Rule 18, 5 Cir.; see Isbell Enterprises, Inc. v. Citizens Casualty Company of New York et al., 5 Cir. 1970, 431 F.2d 409, Part I

1

On direct appeal, appellant had contended that the trial judge (1) improperly denied appellant's motion for change of venue, (2) improperly denied his motion for production of documents, (3) improperly denied his motion to suppress fingerprint evidence without a hearing, (4) improperly admitted tainted identification evidence, (5) improperly denied his motion for a directed verdict of acquittal, and (6) erroneously instructed the jury. 471 F.2d at 1168

2

The district judge further held that even if the fingerprints were not admissible for any reason, the defendant waived his right to object by not doing so at the trial. On this appeal, appellant is alleging only that the requisite probable cause for the arrest was missing. And because of our disposition of that issue, we need not consider any question of waiver

3

We note that the pictures of two of the defendants in the instant case taken at the time of arrest bear a remarkable resemblance to the pictures of the Truly couple on the F.B.I. wanted poster

4

We find that probable cause existed under both constitutional and Mississippi standards. See Miss.Code Ann. Sec. 99-3-7 (1968); Norwood v. State, 258 So.2d 756, 760 (Miss. 1972); United States v. Atkinson, 5th Cir. 1971, 450 F.2d 835, 839; Lathers v. United States, 5th Cir. 1968, 396 F.2d 524. The time-honored principle that the legality of an arrest made by a state officer is to be determined according to state law, consistent with constitutional requirements, is still followed by most courts. Henderson v. United States, 5th Cir. 1968, 405 F.2d 874, cert. denied, 395 U.S. 906, 89 S.Ct. 1747, 23 L.Ed.2d 219; Crone v. United States, 5th Cir. 1969, 411 F.2d 251, cert. denied, Chontos v. United States, 396 U.S. 896, 90 S.Ct. 195, 24 L.Ed. 2d 173; United States v. Pearson, 5th Cir. 1971, 448 F.2d 1207; United States v. Atkinson, supra; United States v. Tramontana, 2nd Cir. 1972, 460 F.2d 464; United States v. Day, 3rd Cir. 1972, 455 F.2d 454; United States v. Gearhart, 4th Cir. 1964, 326 F.2d 412; United States v. Williams, 6th Cir. 1963, 314 F.2d 795; United States v. Woods, 7th Cir. 1970, 432 F.2d 1143, cert. denied, 1971, 401 U.S. 966, 91 S.Ct. 983, 28 L.Ed.2d 248; United States v. Bazinet, 8th Cir. 1972, 462 F.2d 982; United States v. Blum, 9th Cir. 1970, 432 F.2d 250; Garcia v. Baker, 10th Cir. 1970, 421 F.2d 671; 1 Wright, Federal Practice and Procedure Sec. 77, at 123; 8 Moore's Federal Practice p 4.02, at 4-10

But cf. Lathers v. United States, supra; United States v. Miller, 10th Cir. 1971, 452 F.2d 731.
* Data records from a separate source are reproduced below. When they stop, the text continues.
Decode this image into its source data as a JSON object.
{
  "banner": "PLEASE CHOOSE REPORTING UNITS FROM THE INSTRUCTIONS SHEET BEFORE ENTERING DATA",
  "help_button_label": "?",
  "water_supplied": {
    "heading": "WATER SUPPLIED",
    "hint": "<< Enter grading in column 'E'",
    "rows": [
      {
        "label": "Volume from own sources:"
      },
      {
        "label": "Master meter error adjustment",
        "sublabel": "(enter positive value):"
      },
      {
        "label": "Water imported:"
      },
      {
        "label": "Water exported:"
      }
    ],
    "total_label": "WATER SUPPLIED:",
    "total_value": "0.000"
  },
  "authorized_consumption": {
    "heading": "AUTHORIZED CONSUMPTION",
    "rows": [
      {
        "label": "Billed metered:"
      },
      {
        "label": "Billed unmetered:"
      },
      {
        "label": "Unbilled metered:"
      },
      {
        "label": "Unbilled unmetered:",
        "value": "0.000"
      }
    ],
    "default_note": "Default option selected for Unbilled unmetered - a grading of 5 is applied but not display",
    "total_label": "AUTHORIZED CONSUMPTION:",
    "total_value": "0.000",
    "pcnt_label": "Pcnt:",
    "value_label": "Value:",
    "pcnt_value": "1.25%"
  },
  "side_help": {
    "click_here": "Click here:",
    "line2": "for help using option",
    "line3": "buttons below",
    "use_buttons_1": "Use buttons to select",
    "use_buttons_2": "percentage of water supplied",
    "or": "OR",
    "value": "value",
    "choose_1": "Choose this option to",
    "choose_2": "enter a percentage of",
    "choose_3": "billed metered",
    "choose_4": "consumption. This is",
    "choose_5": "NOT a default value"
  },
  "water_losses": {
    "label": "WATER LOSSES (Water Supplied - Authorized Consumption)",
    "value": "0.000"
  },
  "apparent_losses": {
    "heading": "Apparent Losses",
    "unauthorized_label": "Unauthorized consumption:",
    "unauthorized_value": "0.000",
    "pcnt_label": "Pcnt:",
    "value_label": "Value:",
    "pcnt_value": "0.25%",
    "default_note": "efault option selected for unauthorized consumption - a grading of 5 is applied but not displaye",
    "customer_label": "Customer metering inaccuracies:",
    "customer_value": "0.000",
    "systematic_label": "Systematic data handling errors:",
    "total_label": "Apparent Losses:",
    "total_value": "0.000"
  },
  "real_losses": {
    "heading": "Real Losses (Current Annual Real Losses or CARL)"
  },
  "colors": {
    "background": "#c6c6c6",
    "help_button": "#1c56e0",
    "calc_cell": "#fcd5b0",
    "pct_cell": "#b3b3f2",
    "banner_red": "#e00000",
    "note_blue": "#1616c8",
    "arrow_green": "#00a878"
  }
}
In applying this principle, the courts have generally not distinguished between federal habeas corpus cases, cases involving an arrest by state officers for a state offense, and cases involving an arrest by state officers for a federal offense. But there are some exceptions. See, e. g., Moll v. United States, 5th Cir. 1969, 413 F.2d 1233, 1236 n. 1; Paige v. Potts, 5th Cir. 1965, 354 F.2d 212, 214; Williams v. Adams, 2nd Cir. 1970, 436 F.2d 30, 32, reversed en banc, 1971, 441 F.2d 394, reversed, 1972, 407 U.S. 143, 92 S.Ct. 1921, 32 L.Ed.2d 612; Moss v. Cox, 311 F.Supp. 1245, 1250 (E.D.Va.1970); Lathers v. United States, supra.